9.B.217. The Transmembrane PrsW Protease (PrsW) Family
The activation of the RNA polymerase sigma factor sigmaW in Bacillus subtilis is regulated by intramembrane proteolysis by a PrsW protease (Ellermeier and Losick 2006). SigmaW is activated by proteolytic destruction of the membrane-bound anti-sigmaW factor RsiW in response to antimicrobial peptides and other agents that damage the cell envelope. RsiW is destroyed by successive proteolytic events known as Site-1 and Site-2 cleavage. Site-2 cleavage is mediated by a member of the SpoIVFB-S2P family of intramembrane-acting metalloproteases, but the protease responsible for Site-1 cleavage is by PrsW (annotated YpdC) that is both necessary and sufficient for Site-1 cleavage of RsiW. Ellermeier and Losick 2006 identified residues important for proteolysis and a cluster of acidic residues involved in sensing antimicrobial peptides and cell envelope stress. Another membrane protease, RasP, when defective, causes defects in competence development, protein secretion and membrane protein production (Zweers et al. 2012). σV activation in B. subtilis is controlled by regulated intramembrane proteolysis and requires the site 2 protease RasP (Hastie et al. 2013). RasP, an intramembrane metalloprotease of Bacillus subtilis, cleaves both the stress response anti-sigma factors RsiW and RsiV as well as the cell division protein FtsL, and remnant signal peptides, within their transmembrane segments (Parrell et al. 2017). PrsW likely regulates the activation of the ECF σ factor CsfT in Clostridium difficile and controls the resistance of C. difficile to antimicrobial peptides (Ho and Ellermeier 2011). In Staphylococcus aureus, PrsS, a homologue of PrsW, and σS together mediate virulence and resistance to DNA damage and cell wall-targeting antibiotics via a common pathway (Krute et al. 2015).

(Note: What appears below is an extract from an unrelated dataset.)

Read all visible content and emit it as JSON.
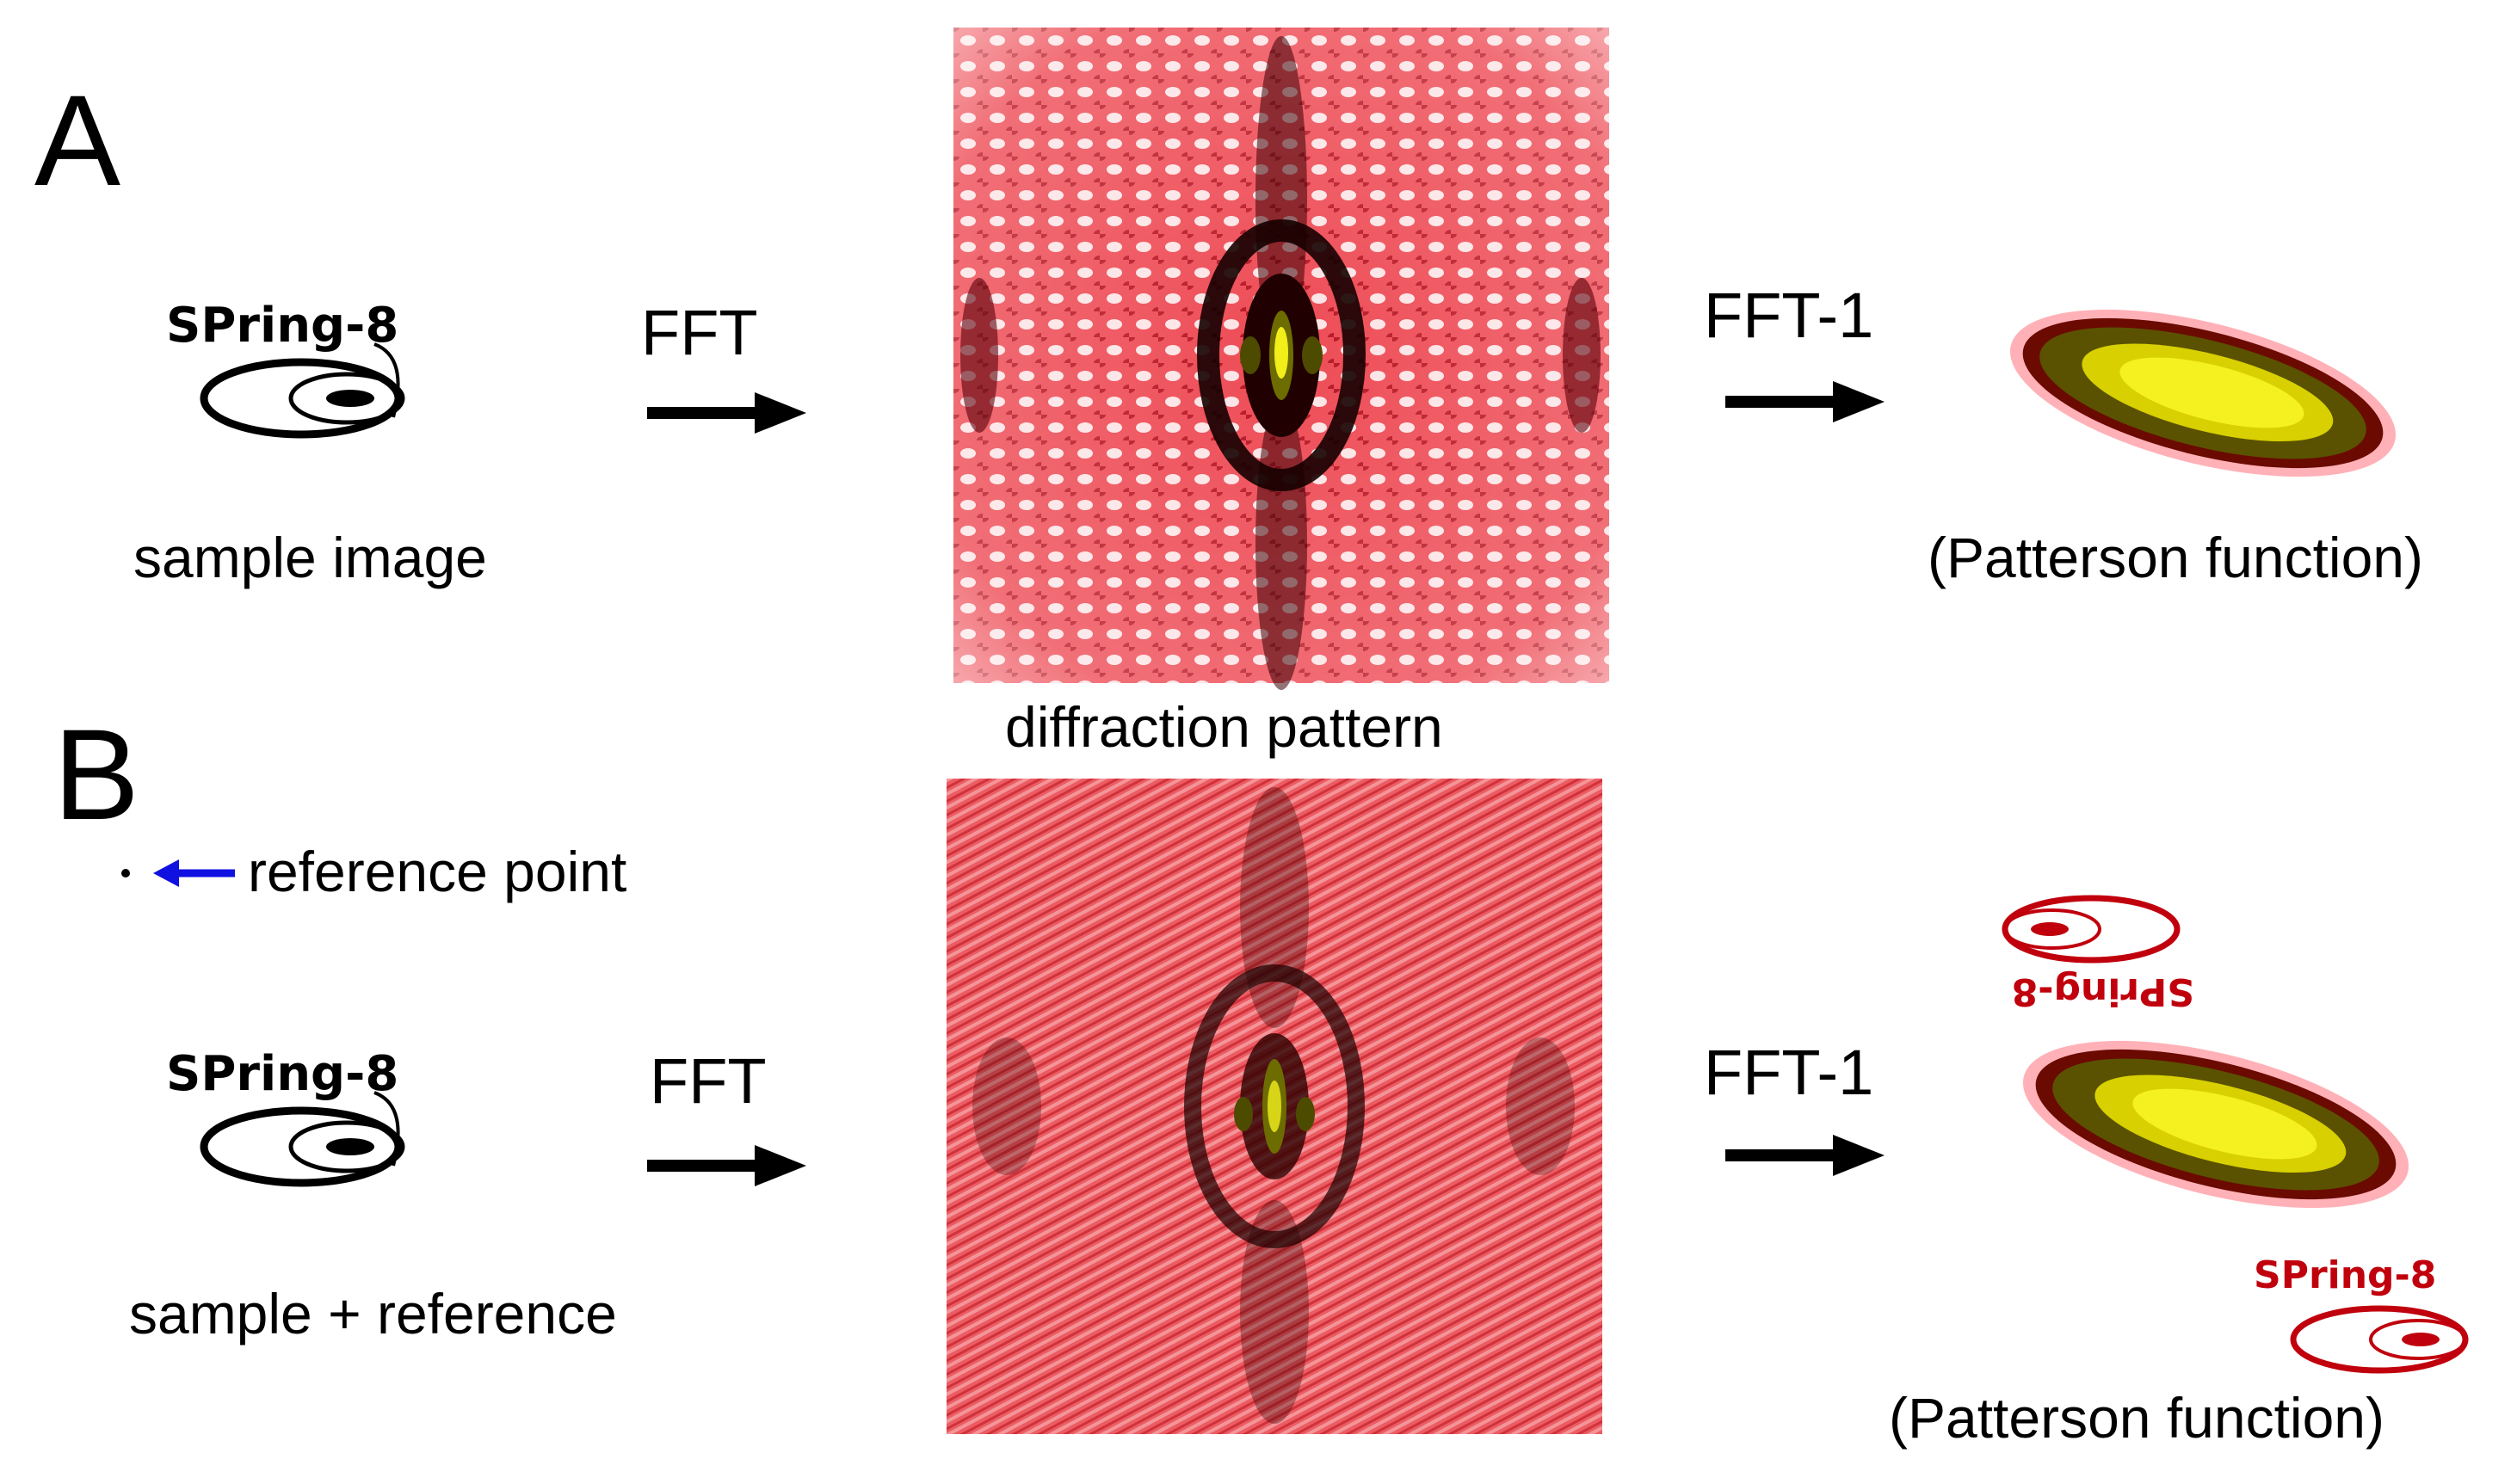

PrsW proteases, the DUF2324 family and the γ-secretase subunit APH-1 proteins share four predicted core transmembrane segments and possess similar yet distinct sets of sequence motifs (Pei et al. 2011). Remote similarity between APH-1 and membrane proteases sheds light on APH-1's evolutionary origin and raises the possibility that APH-1 may possess proteolytic activity in the current or ancestral form of γ-secretase.